第二章 冷たい鎖の箱庭〈2〉
毎日投稿4日目。
ここは、セラフィーナ侯爵家所有の屋敷の一つらしい。ヴィオレッタに与えられた部屋は、修道院の部屋に比べれば格段にお金と手間のかけられたものだった。
この部屋に連れられた時に、アリアが得意そうにそう言っていたのだ。
けれど、ヴィオレッタには、まるで子どもの頃に遊んだドールハウスのように感じられた。ここはアリアの設えた箱庭だ。外面を良くても、内実は変わらない。
その証拠に、ヴィオレッタの足には枷が嵌められ、部屋の扉には通常鍵がかけられている。使用人たちはヴィオレッタの世話こそするが、会話することすら禁じられている。
ヴィオレッタが言葉を発するのは、不本意ながら、定期的にアリアが訪れる時だけだった。
「お義姉様に助けは来ませんよ」
誘拐されて初日、きっと助けがくると喚くヴィオレッタに、アリアは可笑しそうに言った。
「違和感を覚えませんでしたか?修道院のお義姉様の部屋の扉が開かなかった。助けを呼んだのに、誰も気づいた様子がなかった。修道院は塀に囲まれているのに、幌馬車は門をどうくぐったのか――」
アリアの言葉に、焦りで熱くなっていた頭が冷や水を被せられたようにすっと寒くなる。確かに、落ち着いて振り返ってみると、オカシな点が気づく。
「ま、まさか、おまえが……」
「ふふっ、皆さん、全容は知らせていませんよ。下女には扉に鍵をかけるようにと、修道院長には部屋が騒がしくなっても気にしないでと、門番には少しのお金を掴ませて」
見目は聖女なのに、語っている内容は悪魔だった。
「朝にお義姉様の不在に気づかれても、きっとお義姉様が”自主的に”逃亡したと判断されるでしょう。だって、不審な点はないんです。

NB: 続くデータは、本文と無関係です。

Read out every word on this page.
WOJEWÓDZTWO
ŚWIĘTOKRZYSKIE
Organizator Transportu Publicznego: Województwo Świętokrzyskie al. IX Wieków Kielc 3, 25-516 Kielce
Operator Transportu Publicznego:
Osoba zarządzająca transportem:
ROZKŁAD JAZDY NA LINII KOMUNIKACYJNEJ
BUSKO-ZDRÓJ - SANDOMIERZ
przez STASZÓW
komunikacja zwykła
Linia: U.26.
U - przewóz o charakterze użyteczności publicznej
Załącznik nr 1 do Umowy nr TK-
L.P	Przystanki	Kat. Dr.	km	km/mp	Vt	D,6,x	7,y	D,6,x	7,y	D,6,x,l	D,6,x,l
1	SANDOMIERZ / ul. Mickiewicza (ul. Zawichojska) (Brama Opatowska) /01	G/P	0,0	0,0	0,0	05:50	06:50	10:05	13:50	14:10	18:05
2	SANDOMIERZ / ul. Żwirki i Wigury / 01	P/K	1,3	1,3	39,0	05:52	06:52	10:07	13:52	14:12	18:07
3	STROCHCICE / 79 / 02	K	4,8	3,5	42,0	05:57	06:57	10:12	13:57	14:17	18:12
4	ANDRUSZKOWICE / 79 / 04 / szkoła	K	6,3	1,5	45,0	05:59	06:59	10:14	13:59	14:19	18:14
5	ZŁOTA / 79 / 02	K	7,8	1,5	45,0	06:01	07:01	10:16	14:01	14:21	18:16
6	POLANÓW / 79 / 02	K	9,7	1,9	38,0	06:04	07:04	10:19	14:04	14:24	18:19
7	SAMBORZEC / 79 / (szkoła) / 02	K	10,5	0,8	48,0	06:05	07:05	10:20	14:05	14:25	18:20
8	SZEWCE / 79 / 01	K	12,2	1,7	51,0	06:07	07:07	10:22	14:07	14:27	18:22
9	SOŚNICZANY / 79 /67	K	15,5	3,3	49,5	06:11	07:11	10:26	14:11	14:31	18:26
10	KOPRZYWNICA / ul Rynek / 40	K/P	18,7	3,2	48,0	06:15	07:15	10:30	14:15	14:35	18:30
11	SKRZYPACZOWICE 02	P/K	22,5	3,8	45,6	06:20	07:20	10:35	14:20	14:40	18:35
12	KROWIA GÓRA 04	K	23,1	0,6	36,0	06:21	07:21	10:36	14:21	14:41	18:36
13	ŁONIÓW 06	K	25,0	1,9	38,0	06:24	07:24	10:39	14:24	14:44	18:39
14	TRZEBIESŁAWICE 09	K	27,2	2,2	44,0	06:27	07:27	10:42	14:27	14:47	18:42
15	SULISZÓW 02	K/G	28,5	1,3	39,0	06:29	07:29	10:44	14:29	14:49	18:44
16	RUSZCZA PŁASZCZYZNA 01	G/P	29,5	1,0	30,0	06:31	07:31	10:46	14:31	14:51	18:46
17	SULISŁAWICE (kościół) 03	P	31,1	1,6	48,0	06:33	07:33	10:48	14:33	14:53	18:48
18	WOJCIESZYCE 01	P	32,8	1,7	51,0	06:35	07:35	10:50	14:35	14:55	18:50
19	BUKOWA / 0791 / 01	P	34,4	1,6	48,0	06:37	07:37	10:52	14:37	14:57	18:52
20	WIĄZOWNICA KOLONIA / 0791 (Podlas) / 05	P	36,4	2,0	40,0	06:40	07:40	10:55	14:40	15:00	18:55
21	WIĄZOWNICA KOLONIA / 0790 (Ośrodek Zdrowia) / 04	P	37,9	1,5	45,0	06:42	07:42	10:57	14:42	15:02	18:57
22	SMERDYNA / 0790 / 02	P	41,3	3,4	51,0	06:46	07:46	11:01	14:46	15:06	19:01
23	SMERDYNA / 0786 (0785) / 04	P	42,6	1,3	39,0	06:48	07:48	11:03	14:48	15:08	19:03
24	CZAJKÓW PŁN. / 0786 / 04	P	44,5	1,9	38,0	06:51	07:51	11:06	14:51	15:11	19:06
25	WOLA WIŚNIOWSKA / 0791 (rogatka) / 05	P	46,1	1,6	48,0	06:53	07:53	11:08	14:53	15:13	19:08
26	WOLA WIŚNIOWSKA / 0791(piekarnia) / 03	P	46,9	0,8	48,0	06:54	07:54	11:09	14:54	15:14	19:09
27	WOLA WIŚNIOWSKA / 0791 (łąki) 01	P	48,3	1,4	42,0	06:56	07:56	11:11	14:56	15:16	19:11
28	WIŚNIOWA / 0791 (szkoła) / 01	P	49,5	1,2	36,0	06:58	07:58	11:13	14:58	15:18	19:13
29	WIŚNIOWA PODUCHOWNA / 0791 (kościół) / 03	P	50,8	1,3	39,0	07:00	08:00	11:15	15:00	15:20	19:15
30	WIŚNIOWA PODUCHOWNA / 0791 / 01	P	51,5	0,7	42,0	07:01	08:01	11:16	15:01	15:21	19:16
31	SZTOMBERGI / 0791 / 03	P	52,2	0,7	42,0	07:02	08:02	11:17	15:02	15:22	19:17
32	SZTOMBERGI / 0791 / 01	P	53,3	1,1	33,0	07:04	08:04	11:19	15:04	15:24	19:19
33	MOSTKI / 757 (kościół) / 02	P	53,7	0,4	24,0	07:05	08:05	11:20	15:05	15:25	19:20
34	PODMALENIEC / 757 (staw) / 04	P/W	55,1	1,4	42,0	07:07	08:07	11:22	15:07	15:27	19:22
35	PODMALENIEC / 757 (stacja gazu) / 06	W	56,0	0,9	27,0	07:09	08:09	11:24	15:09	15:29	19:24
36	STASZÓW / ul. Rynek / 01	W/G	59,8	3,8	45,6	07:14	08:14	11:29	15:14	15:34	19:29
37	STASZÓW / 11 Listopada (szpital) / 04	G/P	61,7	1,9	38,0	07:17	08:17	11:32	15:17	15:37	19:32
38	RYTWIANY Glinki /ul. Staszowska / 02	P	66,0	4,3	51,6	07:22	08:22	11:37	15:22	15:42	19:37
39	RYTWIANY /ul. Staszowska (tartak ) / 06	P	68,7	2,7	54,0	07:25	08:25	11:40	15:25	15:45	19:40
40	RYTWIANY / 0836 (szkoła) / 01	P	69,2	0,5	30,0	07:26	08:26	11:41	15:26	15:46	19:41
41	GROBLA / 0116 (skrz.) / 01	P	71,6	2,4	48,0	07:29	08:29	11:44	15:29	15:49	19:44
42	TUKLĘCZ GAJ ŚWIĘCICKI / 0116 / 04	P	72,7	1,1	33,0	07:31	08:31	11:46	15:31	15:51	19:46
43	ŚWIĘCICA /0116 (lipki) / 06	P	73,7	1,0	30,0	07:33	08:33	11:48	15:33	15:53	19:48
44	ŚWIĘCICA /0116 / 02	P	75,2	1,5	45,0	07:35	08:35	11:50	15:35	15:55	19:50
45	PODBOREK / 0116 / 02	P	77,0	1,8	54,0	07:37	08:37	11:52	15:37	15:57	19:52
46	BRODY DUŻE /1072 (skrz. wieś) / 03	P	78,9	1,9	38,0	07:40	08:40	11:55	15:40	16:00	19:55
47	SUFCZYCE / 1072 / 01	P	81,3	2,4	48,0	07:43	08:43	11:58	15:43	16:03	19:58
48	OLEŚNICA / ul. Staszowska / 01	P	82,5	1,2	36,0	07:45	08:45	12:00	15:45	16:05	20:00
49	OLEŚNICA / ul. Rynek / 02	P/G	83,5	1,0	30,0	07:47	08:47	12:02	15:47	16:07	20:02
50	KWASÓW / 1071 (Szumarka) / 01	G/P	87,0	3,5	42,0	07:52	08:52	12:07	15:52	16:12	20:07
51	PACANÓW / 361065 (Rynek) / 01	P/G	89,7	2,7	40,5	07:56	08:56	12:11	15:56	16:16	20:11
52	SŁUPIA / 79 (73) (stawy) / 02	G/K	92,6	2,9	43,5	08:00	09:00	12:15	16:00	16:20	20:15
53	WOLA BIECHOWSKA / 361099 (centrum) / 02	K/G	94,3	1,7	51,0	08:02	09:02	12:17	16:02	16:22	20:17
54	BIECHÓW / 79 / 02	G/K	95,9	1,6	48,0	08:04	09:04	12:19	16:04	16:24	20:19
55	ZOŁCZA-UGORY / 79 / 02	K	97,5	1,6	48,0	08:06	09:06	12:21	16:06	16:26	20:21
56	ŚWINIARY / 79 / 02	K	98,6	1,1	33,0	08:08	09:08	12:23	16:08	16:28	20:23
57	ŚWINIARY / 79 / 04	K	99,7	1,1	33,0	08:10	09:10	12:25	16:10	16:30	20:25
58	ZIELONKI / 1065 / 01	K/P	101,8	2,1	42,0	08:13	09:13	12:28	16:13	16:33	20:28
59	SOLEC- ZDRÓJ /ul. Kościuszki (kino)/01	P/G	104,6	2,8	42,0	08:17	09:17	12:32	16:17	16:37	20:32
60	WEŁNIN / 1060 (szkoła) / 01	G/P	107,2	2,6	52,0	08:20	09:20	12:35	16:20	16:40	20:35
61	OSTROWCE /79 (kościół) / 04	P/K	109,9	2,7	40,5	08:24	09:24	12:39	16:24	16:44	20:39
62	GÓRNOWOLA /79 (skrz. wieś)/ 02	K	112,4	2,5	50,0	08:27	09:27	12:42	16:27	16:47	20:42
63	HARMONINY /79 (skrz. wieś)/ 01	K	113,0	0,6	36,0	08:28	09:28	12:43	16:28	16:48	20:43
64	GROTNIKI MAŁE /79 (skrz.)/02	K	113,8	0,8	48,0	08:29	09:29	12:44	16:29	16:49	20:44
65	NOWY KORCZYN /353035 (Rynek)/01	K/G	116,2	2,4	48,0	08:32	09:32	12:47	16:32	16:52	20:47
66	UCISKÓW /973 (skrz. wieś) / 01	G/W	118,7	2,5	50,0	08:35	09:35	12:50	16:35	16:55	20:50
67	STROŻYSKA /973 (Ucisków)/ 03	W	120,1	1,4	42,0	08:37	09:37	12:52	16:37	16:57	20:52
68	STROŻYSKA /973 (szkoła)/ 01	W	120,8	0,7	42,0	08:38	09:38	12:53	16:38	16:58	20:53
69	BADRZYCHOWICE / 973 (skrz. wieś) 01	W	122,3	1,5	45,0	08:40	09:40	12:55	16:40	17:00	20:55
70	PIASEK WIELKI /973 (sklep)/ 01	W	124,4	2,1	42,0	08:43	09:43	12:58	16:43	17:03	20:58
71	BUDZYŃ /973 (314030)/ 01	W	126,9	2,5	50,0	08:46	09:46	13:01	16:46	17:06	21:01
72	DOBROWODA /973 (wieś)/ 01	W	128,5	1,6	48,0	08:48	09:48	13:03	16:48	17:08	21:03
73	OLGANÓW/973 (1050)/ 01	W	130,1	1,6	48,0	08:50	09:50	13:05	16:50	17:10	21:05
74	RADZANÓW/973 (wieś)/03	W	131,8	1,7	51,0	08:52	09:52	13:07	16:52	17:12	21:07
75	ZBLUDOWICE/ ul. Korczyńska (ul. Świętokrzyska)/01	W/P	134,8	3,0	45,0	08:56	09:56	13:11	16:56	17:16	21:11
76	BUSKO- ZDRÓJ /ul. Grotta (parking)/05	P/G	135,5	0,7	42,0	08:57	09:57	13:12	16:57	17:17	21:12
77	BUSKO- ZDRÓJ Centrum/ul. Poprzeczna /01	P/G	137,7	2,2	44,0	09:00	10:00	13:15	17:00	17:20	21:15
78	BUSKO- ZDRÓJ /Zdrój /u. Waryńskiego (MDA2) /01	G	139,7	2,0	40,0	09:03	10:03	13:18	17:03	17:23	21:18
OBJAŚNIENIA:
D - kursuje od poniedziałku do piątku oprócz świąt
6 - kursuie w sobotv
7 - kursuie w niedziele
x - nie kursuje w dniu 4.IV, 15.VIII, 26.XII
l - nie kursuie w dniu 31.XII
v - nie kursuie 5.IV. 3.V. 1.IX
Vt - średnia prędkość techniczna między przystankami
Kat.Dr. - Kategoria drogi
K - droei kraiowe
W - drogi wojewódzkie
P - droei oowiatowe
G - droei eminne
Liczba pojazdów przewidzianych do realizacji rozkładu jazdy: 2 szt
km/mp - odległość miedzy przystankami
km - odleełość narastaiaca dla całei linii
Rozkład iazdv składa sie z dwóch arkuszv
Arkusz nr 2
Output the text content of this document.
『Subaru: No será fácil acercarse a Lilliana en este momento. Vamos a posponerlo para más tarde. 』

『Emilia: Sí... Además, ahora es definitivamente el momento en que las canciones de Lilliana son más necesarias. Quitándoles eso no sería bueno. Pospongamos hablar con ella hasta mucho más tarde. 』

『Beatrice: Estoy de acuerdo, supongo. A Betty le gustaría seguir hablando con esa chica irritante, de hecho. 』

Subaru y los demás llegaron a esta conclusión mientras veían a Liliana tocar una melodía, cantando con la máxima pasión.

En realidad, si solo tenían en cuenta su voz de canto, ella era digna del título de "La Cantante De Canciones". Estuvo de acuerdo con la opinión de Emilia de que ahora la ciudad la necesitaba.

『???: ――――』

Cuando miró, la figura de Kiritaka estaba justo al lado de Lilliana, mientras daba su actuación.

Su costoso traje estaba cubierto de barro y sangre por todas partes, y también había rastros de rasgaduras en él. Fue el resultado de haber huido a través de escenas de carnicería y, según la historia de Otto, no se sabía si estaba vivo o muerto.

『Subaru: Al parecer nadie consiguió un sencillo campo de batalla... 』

修道院に入れられた令嬢が、誰かイイ人を見つけて、一緒に逃げる。ありふれた話ですよね」
「きっと、お父様がッ!」
「そうですね。侯爵はお義姉様をお探しになるでしょう。でも、どうやってあなたを探すのです? だって、わたしとあなたを直接誘拐した男以外、誰も計画の全容を知らないんですよ。そもそもこれが計画的な誘拐なのか、ましてや首謀者がわたしなんて、辿りつけはしないでしょうね」
ヴィオレッタは思わず唇を噛む。
貴族令嬢がなんらかの理由で修道院に入れられるのはよくある話だ。そして、修道院から逃げる、という選択肢をとる令嬢がいることも、ゴシップに興味のないヴィオレッタも小耳に挟んだことがあるぐらいにはありふれた話。
「ごめんなさい、お義姉様。あなたを悲しませるつもりはなかったの。どうか唇を噛まないで、傷になっちゃう」
恍惚とした様子のアリアが、ヴィオレッタの唇をそっと撫でる。勝気な娘なら指に噛みつくくらいのことはしそうな動作だったが、ヴィオレッタはただの令嬢。ただ震えながら、なされるがままになるしかなかった。
そして、今日もまた、アリアはまるで遊び場にでも来るように、ヴィオレッタの部屋を訪れる。アリアは何をするでもなく、怯えるヴィオレッタをニコニコと眺めているだけ。扉の側の椅子に座った彼女を、ヴィオレッタは警戒するしかない。
何もされない――アリアが何をしたいのか、なぜわざわざヴィオレッタを攫い監禁するのかがわからないからこそ、ヴィオレッタをより一層恐怖する。忍び寄る怖気から、意を決して、ヴィオレッタは問いかける。
「――わたくしをどうするつもりなの?」
口にした問いは、ひどくか細く震えていた。アリアはますます、楽しそうに顔を喜色に染める。
「またその質問をするんですか? もうお答えしましたでしょう?」
「……意味がわからないのよ。わたくしの瞳を舐めたいなんて」
ヴィオレッタには理解できない。彼女が考えたことも、聞いたこともない事柄だからだ。
アリアは椅子から立ち上がると、ヴィオレッタのもとへと歩み寄る。近くに来た彼女の手が、ヴィオレッタの方に伸ばされるのを、咄嗟に払いのけてしまった。
「――ッ!?」
「ねえ、どうしてそんな顔をするの。あなたが散々、わたしを見下してきたのに」
強く払われて、少し赤くなった手を気にすることなく、アリアの注意はヴィオレッタから外れない。たった今、傷つけられたというのに、喜色が消えない。
ヴィオレッタは限界に近かった。